Me: “But then doesn’t that undermine the complete pointlessness of having my email address on divert?”
If your system only works when residents find ways to bypass it, your system is broken.
What they should’ve done is assign me a proper point of contact — because I wasn’t just another tenant. I had skin in the game. I brought insight, facts, and evidence. I wanted to help improve the service for others — and I was offering to do it all for free.

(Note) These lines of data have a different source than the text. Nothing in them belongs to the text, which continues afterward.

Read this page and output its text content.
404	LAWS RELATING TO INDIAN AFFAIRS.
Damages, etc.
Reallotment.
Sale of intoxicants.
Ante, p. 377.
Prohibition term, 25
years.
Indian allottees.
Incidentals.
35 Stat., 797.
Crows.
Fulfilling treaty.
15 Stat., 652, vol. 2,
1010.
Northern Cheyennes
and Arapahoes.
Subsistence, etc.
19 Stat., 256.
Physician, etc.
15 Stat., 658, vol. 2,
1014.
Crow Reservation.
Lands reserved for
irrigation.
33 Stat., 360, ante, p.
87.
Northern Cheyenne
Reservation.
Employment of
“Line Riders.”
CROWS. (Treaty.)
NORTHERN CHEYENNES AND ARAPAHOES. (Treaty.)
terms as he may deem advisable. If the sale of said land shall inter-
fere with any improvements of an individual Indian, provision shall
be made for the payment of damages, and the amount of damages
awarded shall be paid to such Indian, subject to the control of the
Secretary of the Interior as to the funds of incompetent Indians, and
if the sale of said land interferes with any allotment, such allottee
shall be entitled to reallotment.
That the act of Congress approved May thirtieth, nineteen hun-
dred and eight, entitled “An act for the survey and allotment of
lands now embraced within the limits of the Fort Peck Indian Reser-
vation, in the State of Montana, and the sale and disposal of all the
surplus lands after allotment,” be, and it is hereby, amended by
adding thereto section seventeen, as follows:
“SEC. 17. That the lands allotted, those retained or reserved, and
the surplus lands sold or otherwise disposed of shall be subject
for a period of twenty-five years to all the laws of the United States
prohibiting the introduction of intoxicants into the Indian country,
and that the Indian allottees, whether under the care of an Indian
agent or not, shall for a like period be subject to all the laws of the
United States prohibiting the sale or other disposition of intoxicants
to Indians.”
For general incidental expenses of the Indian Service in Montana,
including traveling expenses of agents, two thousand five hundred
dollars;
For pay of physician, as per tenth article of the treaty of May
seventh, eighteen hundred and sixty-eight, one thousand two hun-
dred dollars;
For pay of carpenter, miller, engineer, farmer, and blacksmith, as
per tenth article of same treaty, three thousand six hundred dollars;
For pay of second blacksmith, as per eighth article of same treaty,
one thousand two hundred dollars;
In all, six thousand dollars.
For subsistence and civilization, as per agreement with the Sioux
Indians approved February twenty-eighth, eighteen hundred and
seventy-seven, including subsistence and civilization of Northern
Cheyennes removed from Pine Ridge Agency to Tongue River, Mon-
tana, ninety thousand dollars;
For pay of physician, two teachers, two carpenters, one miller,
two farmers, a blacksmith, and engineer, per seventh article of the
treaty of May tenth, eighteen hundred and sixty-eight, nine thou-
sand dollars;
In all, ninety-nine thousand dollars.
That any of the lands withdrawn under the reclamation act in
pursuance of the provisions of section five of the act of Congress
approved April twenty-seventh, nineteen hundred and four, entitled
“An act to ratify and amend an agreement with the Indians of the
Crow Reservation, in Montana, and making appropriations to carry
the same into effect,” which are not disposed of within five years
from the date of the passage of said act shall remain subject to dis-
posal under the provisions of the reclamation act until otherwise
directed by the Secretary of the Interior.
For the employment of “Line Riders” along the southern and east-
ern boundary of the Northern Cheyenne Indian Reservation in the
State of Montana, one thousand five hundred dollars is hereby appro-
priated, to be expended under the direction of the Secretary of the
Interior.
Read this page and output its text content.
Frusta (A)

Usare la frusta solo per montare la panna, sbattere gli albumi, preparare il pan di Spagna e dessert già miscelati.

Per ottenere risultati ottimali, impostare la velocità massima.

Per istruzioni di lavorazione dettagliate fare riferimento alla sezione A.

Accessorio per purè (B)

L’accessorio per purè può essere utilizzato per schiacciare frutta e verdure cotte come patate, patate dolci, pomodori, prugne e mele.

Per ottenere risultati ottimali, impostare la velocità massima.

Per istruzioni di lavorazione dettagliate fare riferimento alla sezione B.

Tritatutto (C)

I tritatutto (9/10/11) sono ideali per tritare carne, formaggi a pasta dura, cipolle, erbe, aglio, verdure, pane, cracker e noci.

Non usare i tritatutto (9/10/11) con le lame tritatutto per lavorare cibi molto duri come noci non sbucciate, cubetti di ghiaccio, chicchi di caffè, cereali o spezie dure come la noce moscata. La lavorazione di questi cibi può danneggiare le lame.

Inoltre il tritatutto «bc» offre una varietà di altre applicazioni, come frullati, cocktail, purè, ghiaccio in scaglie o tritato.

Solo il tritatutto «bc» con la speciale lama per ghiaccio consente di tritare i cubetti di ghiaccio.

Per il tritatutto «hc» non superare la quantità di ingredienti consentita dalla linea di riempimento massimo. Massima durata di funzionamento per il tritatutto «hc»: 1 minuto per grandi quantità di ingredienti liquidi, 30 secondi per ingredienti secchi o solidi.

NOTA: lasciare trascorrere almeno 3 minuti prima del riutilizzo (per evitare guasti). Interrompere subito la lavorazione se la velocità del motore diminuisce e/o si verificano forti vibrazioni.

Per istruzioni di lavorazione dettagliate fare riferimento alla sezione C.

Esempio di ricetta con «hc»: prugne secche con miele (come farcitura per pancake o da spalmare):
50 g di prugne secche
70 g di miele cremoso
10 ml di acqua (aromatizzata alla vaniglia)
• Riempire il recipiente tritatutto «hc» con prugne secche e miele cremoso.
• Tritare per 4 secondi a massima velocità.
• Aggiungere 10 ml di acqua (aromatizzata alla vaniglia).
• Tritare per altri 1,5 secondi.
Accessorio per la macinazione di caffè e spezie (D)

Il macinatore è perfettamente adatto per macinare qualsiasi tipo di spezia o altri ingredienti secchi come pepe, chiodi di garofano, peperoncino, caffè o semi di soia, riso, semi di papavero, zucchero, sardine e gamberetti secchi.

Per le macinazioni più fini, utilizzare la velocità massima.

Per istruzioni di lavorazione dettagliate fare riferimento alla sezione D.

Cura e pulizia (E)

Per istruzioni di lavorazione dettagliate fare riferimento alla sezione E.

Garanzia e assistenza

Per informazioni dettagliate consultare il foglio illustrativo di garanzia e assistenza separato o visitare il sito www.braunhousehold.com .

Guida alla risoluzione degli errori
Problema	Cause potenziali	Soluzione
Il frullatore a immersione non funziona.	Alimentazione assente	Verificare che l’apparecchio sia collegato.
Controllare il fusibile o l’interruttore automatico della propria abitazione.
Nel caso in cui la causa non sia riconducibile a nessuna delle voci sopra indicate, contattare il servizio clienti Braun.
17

My only hope was that they would deliver the service they promised. That my home — and the homes of thousands of other residents — would be maintained properly, kept safe, and retain their value, rather than fall into disrepair and eventually be sold off at a discount to balance GSA’s books, all while our service charges continue to rise.
And yet, they didn’t want a partner — they wanted silence. When they didn’t get it, they chose intimidation.
Senior leadership were aware. The customer service director explicitly said she was taking my concerns “to the team.” If not Ruth Cooke and her execs, then who?
This wasn’t a communication breakdown. It was a deliberate strategy.
Fast forward to May 2025, and little has changed. A report in the Swindon Advertiser describes a water leak in a resident’s garden that lasted for weeks without resolution. Thames Water blamed GreenSquareAccord. The resident was met with silence.
Despite new faces in customer service and operations, the same patterns persist. The only constant? Ruth Cooke.
This isn’t about bad luck or under-resourcing. It’s about a leadership culture that sees complaints as threats, not opportunities. A leadership that clings to control instead of committing to change. A leadership that has had every chance to listen — and keeps choosing silence. - They had a choice.